Eu e os outros: uma história de dois
“Sejam felizes!”.
Pedro não entendeu aquelas palavras. Já eram felizes, desde o momento em que se conheceram. Encontrar é deixar de ser só. Relembrava. Agora tudo que sabia era ser vazio, triste, desatento. Júlia ainda sentia um amor doído, veemente, único. Quem ama dá abrigo à inocência. E ele, ali, no ônibus, era a descoberta, o brusco, o inesperado. Deixava-se olhar o mundo lá fora. Quanta coisa sem nome devia haver em cada ser, quanto sofrimento. Quanta felicidade? Queria, desejava.
Quando foi que deixaram de ser um? Talvez a partir do momento em que passaram a comer coisas diferentes. No restaurante, ela - ele; na casa, vida - sonho. Ninguém conhece o ser humano. Lembrava-se dos risos e das lágrimas, faces diferentes de uma vida em comum, de vasto sentimento de um futuro certo, pré-determinado por suas mãos que percorriam o rosto de Júlia e sempre acabavam acariciando-lhe o corpo. Que silêncio! As noites não eram desenhos de artistas, nem imaginação de poetas. Era dos dois a realidade.
Pela janela se vê a dor que insiste em observar, apontar, revelar. Dizer-lhe das injustiças, da frustração, da tristeza, da crueldade. Cala-se e sente que tudo deveria ser dois: dois sóis, dois eus, dois dias, dois existires.
“Com licença...”.
A voz tímida, vinda de um rapaz de semblante triste, lhe devolve a dor. Duas dores. Que dor é mais pungente? Que dor é mais pura? Os olhos do rapaz se encontram com os seus por segundos. E Júlia, qual das duas? Pensa na dor dos outros. Alguém lhe disse, certa vez, que há dores maiores no mundo. A sua era de ser a maior porque não era mais um, eram dois. Dois existires. Lá fora anoitece. Que viagem longa... A noite esconde as irregularidades do seu ser e dos outros seres perdidos entre as calçadas.
“Socorro! Socorro!”.
Gritos fazem Pedro ver outra dor, a dor do medo, do desconhecido. O ônibus não pára, as pessoas buscam ávidas olhar e sentir a dor do outro. Há uma falta de dor muito grande nelas!

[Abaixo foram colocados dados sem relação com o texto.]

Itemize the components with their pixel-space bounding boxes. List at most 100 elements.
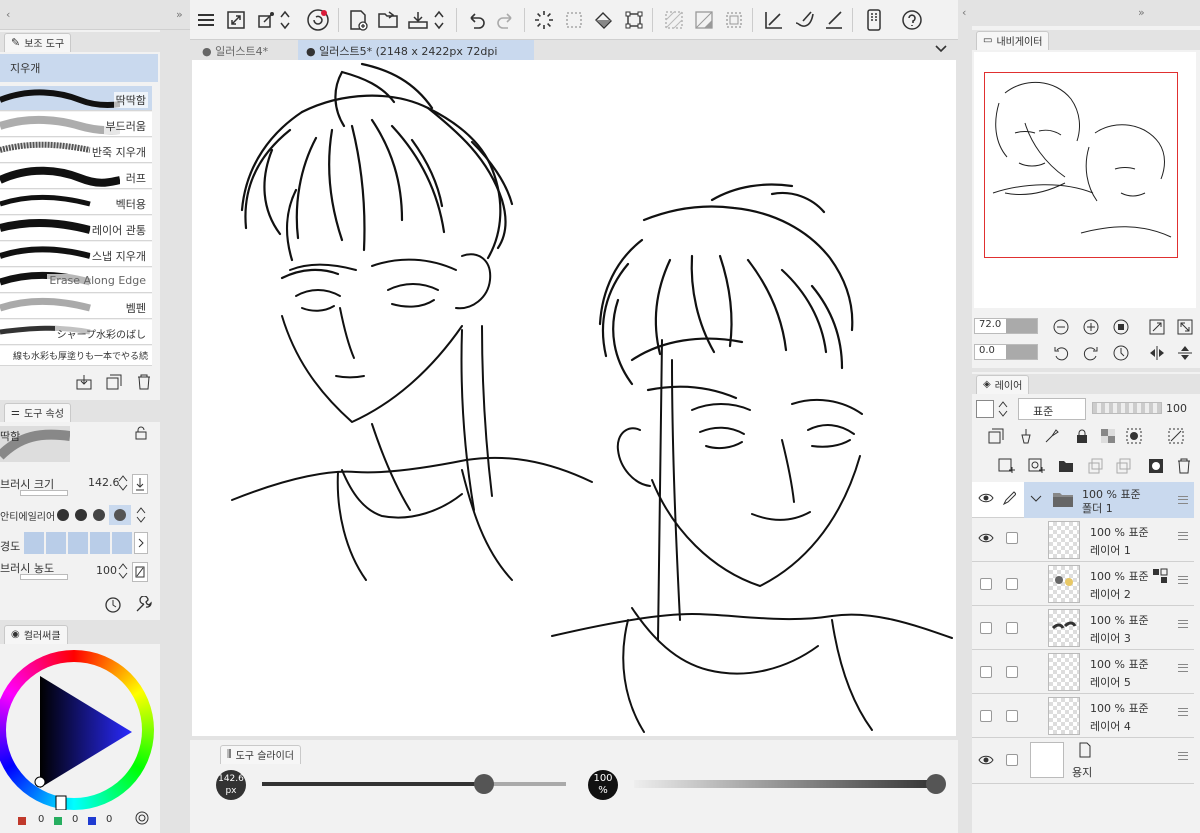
phone-icon[interactable]: [862, 8, 886, 32]
ruler-icon[interactable]: [762, 8, 786, 32]
brush-item[interactable]: 부드러움: [0, 112, 152, 137]
chevron-left-icon[interactable]: ‹: [6, 8, 10, 21]
reference-layer-icon[interactable]: [1018, 428, 1034, 447]
size-slider-handle[interactable]: [474, 774, 494, 794]
brush-size-stepper[interactable]: [118, 474, 128, 495]
opacity-slider-handle[interactable]: [926, 774, 946, 794]
layer-menu-icon[interactable]: [1178, 496, 1188, 504]
brush-icon[interactable]: [792, 8, 816, 32]
transfer-down-icon[interactable]: [1088, 458, 1106, 477]
brush-item[interactable]: 반죽 지우개: [0, 138, 152, 163]
hardness-bar[interactable]: [24, 532, 132, 554]
updown-icon[interactable]: [278, 8, 292, 32]
transform-icon[interactable]: [254, 8, 278, 32]
brush-item[interactable]: シャープ水彩のばし: [0, 320, 152, 345]
eye-icon[interactable]: [978, 532, 994, 547]
mask-layer-icon[interactable]: [1126, 428, 1146, 447]
folder-expand-icon[interactable]: [1030, 494, 1042, 507]
navigator-preview[interactable]: [974, 52, 1196, 308]
eye-icon[interactable]: [978, 754, 994, 769]
expand-icon[interactable]: [1176, 318, 1194, 339]
layer-row[interactable]: 100 % 표준 레이어 5: [972, 650, 1194, 694]
lock-transparent-icon[interactable]: [1100, 428, 1116, 447]
color-mode-icon[interactable]: [134, 810, 150, 829]
app-logo-icon[interactable]: [306, 8, 330, 32]
undo-icon[interactable]: [464, 8, 488, 32]
opacity-value[interactable]: 100: [96, 564, 117, 577]
color-wheel[interactable]: [0, 650, 154, 810]
pen-icon[interactable]: [1002, 490, 1017, 509]
zoom-in-icon[interactable]: [1082, 318, 1100, 339]
resize-icon[interactable]: [224, 8, 248, 32]
layer-checkbox[interactable]: [1006, 754, 1018, 766]
brush-item[interactable]: 벡터용: [0, 190, 152, 215]
crop-icon[interactable]: [622, 8, 646, 32]
slider-tab[interactable]: ⫼ 도구 슬라이더: [220, 744, 301, 764]
flip-vertical-icon[interactable]: [1176, 344, 1194, 365]
lock-layer-icon[interactable]: [1074, 428, 1090, 447]
zoom-field[interactable]: 72.0: [974, 318, 1038, 334]
open-folder-icon[interactable]: [376, 8, 400, 32]
brush-item[interactable]: 러프: [0, 164, 152, 189]
new-raster-layer-icon[interactable]: [998, 458, 1016, 477]
tab-dropdown-icon[interactable]: [934, 43, 948, 58]
layer-checkbox[interactable]: [980, 622, 992, 634]
help-icon[interactable]: [900, 8, 924, 32]
layer-mask-icon[interactable]: [1148, 458, 1166, 477]
loading-icon[interactable]: [532, 8, 556, 32]
wrench-icon[interactable]: [134, 595, 152, 617]
color-tab[interactable]: ◉ 컬러써클: [4, 624, 68, 644]
expression-stepper[interactable]: [998, 400, 1008, 421]
layer-row[interactable]: 100 % 표준 레이어 1: [972, 518, 1194, 562]
subtool-tab[interactable]: ✎ 보조 도구: [4, 32, 72, 52]
layer-row-paper[interactable]: 용지: [972, 738, 1194, 784]
rotate-left-icon[interactable]: [1052, 344, 1070, 365]
flip-horizontal-icon[interactable]: [1148, 344, 1166, 365]
lock-icon[interactable]: [134, 426, 148, 443]
canvas-paper[interactable]: [192, 60, 956, 736]
layer-checkbox[interactable]: [1006, 532, 1018, 544]
chevron-right-icon[interactable]: »: [176, 8, 183, 21]
canvas-area[interactable]: [190, 60, 958, 736]
draft-layer-icon[interactable]: [1044, 428, 1060, 447]
trash-icon[interactable]: [136, 374, 152, 393]
opacity-stepper[interactable]: [118, 562, 128, 583]
navigator-viewport-frame[interactable]: [984, 72, 1178, 258]
layer-opacity-bar[interactable]: [1092, 402, 1162, 414]
brush-item[interactable]: 레이어 관통: [0, 216, 152, 241]
layer-menu-icon[interactable]: [1178, 664, 1188, 672]
chevron-right-icon[interactable]: »: [1138, 6, 1145, 19]
toolprop-tab[interactable]: ⚌ 도구 속성: [4, 402, 71, 422]
tab-doc1[interactable]: ● 일러스트4*: [194, 40, 298, 60]
frame-icon[interactable]: [722, 8, 746, 32]
brush-item[interactable]: 線も水彩も厚塗りも一本でやる続: [0, 346, 152, 366]
tab-doc2[interactable]: ● 일러스트5* (2148 x 2422px 72dpi 72.0%): [298, 40, 534, 72]
settings-dial-icon[interactable]: [104, 596, 122, 617]
menu-icon[interactable]: [194, 8, 218, 32]
hardness-arrow-icon[interactable]: [134, 532, 148, 554]
brush-item[interactable]: Erase Along Edge: [0, 268, 152, 293]
layer-checkbox[interactable]: [1006, 578, 1018, 590]
layer-menu-icon[interactable]: [1178, 620, 1188, 628]
rotate-right-icon[interactable]: [1082, 344, 1100, 365]
layer-menu-icon[interactable]: [1178, 532, 1188, 540]
hatch-icon[interactable]: [662, 8, 686, 32]
layer-row-folder[interactable]: 100 % 표준 폴더 1: [972, 482, 1194, 518]
layer-menu-icon[interactable]: [1178, 708, 1188, 716]
size-slider[interactable]: [262, 774, 566, 794]
layer-menu-icon[interactable]: [1178, 752, 1188, 760]
layer-tab[interactable]: ◈ 레이어: [976, 374, 1030, 394]
layer-checkbox[interactable]: [1006, 622, 1018, 634]
zoom-out-icon[interactable]: [1052, 318, 1070, 339]
layer-checkbox[interactable]: [1006, 710, 1018, 722]
eye-icon[interactable]: [978, 492, 994, 507]
rotate-reset-icon[interactable]: [1112, 344, 1130, 365]
opacity-pen-icon[interactable]: [132, 562, 148, 582]
new-vector-layer-icon[interactable]: [1028, 458, 1046, 477]
zoom-fit-icon[interactable]: [1112, 318, 1130, 339]
opacity-slider[interactable]: [634, 774, 946, 794]
layer-checkbox[interactable]: [980, 710, 992, 722]
clip-layer-icon[interactable]: [988, 428, 1004, 447]
brush-size-download-icon[interactable]: [132, 474, 148, 494]
brush-item[interactable]: 스냅 지우개: [0, 242, 152, 267]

“Desculpe, senhores passageiros...”. Aquela velha frase feita vem trazer às pessoas mais uma lamentação, mais uma súplica. Quem ajuda aos outros, ajuda a si mesmo. Júlia, Júlia... O que foi mesmo que ele disse? Balas ali no seu colo e apenas um bilhete:
Não precisa ser rico
para ajudar um pobre
No verso o preço a pagar. O choro é inevitável, incontrolado. As balas são retiradas do seu colo. A recompensa dura pouco nos dias de então.
“Não chore, meu amor”.
Uma mãe consola o filho. Medo da viagem. Da vida que começa a se desvelar. E a dor... A martirizadora que insiste em permanecer. “Não chore, meu amor”. Que a vida é curta. Queria poder acreditar, como acreditou um dia ser feliz.

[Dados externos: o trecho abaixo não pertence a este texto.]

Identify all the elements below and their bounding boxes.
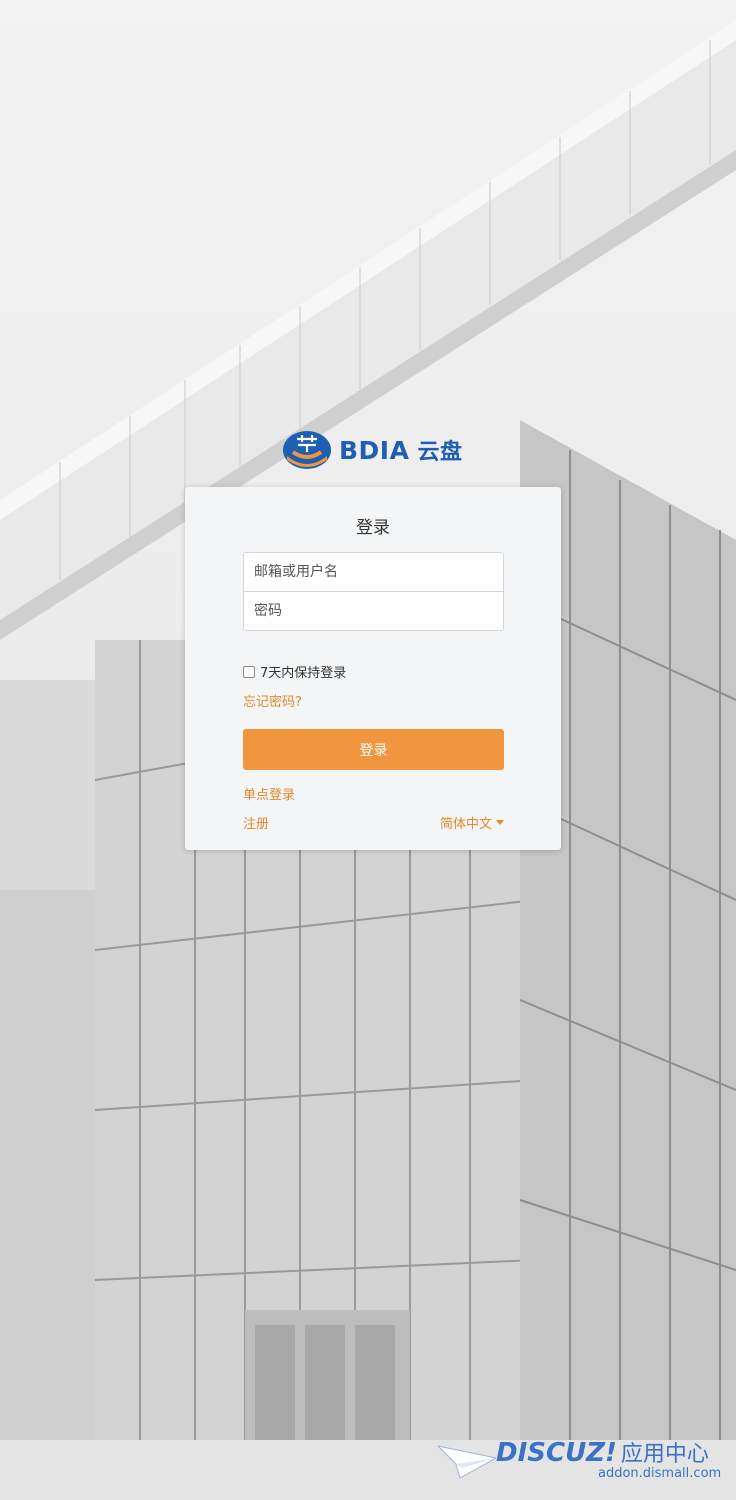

Avista a rodoviária. Lembra-se que ainda precisa andar alguns minutos até chegar a casa. À medida que caminha, seu coração vai implodindo a lhe dizer: “não siga adiante”. Que lástima! Ainda não reergueram a ponte que une duas ruas separadas por um rio. Duas ruas, dois existires. Caminha ainda mais até chegar e encontrar o portão fechado. Suas mãos vão ao bolso, seu coração bate num ritmo compassado, quase feérico. Júlia, Júlia... Entra. Olha ao redor. Silêncio. Não chore que a vida é curta. Palavras que ecoam em sua mente. A noite esconde as irregularidades do ser. Lembra-se do grito de socorro. Tudo deveria ser dois. Queria mesmo ser outro, o não-ser. Bate a porta. Sobre a mesa um bilhete:
“Pedro,
Não posso mais viver em
busca de algo que se perdeu
num tempo feliz. Siga em frente.
Júlia.”
No verso, o preço a ser pago. Ninguém conhece o ser humano.